El oscuro orador enmudeció de súbito, pues de súbito aquella cincuentena de almas que le escuchaban abstraídas, dejaron de hacerlo ofreciéndole la espalda y señalando como un solo ente devoto en dirección a Tiburcio. Este avanzó con pasos dubitativos hasta colocarse en medio de la boca del túnel, completamente a la vista. Se preguntó cómo lo habrían descubierto, pero al segundo siguiente pensó que si escuchaban sin estremecerse a un hombre fantasmagórico que escupía sangre y llevaba colgado un crucifijo humeante, podrían descubrir cualquier cosa. Aquel grupo de hombres, mujeres y niños, posaban sobre Tiburcio sus inexpresivas miradas, señalándole con el índice. De igual forma y en un punto más elevado, el Orador Oscuro hacía lo propio. A través del humo que emanaba del crucifijo que adornaba su cuello, Tiburcio vislumbró sus labios ensangrentados. No podía apartar la mirada de todos ellos, y ellos lo miraban ojerosos, sin parpadear, sin que sus brazos extendidos oscilasen lo más mínimo, como si pudieran pasarse toda la eternidad en esa actitud condenatoria. Los ojos de aquellos extraños pesaban sobre Tiburcio como si quisieran doblegar su espíritu. Casi sin darse cuenta, se arrodillaba lentamente en aquel lugar profanado, y creyendo que sería incapaz de soportar por más tiempo aquel silencio opresivo, exclamó:

—¡Pero qué hacedó, qué blafemo ni que ná! ¡Zoy Tiburcio, "Er clétomano de la tre mano", y no tengo na mejó que hacé que robá juego de la play estachon en El Corte Inglé! ¡Azí que ala, me vuelvo pa Graná! ¡Que su den por culo a to!

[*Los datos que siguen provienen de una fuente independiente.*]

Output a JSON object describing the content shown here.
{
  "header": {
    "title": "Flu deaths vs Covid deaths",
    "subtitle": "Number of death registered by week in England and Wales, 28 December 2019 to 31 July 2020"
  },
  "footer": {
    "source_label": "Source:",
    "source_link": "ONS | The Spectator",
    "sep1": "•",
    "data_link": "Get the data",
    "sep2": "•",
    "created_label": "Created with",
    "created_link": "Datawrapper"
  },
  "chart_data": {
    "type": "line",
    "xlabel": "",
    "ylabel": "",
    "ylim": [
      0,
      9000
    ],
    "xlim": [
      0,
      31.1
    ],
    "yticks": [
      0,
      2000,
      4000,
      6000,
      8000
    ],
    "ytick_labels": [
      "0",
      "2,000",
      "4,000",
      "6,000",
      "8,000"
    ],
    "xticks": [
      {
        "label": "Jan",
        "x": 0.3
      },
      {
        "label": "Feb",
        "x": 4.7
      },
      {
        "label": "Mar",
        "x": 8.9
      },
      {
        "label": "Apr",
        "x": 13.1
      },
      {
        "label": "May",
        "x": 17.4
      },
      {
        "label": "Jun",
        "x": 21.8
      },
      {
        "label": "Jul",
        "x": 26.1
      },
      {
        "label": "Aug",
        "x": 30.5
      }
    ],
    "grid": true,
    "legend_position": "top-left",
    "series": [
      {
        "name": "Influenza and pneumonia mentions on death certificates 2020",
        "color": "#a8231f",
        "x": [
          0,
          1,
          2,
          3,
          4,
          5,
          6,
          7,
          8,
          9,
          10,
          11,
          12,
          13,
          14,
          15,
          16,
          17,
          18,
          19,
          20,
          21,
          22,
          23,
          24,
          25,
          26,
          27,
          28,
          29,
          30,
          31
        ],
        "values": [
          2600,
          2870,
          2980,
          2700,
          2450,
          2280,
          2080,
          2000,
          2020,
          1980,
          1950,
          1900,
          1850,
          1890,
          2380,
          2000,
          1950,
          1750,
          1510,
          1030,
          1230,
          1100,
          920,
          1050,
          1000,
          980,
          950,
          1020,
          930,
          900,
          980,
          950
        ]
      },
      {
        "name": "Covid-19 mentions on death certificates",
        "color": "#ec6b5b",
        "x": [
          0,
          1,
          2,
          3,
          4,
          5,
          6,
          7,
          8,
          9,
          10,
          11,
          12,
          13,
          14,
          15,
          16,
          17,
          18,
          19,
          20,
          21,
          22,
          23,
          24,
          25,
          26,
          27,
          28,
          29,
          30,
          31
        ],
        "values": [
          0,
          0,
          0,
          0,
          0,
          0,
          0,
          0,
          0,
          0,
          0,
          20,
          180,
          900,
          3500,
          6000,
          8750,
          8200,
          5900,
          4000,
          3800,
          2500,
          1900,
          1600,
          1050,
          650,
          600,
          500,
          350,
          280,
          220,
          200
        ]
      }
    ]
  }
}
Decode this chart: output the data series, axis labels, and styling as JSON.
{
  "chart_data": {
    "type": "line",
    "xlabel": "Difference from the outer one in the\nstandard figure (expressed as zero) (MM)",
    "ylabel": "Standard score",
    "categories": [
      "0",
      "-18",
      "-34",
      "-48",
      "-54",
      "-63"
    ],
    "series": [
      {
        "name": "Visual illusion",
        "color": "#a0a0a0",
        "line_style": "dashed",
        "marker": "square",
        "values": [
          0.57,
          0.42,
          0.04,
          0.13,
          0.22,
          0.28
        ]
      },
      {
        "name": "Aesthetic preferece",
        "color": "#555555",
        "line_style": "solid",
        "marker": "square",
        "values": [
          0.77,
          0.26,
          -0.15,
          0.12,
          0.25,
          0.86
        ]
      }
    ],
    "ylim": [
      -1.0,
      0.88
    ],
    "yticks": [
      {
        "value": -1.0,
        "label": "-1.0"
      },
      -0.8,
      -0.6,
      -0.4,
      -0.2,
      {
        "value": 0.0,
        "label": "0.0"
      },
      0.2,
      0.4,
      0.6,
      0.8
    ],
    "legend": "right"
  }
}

Y en un vigoroso y adrenalínico arrebato de fuerza, Tiburcio se irguió cuan alto era, giró sobre sus talones, encendió su Samsung Galaxy 7 en modo linterna, y como el silbido de una bala (o alma que lleva el diablo, pensaría en los días siguientes), escapó de allí por donde había venido. Intentado, en el proceso, quitarse el miedo de encima y pidiendo perdón a no sabía muy bien quién, por haber maldecido a la madre de su abuelo. Y es que puestos a elegir, hubiera preferido Tiburcio en aquel brete tan singular, carearse con un caimán hambriento.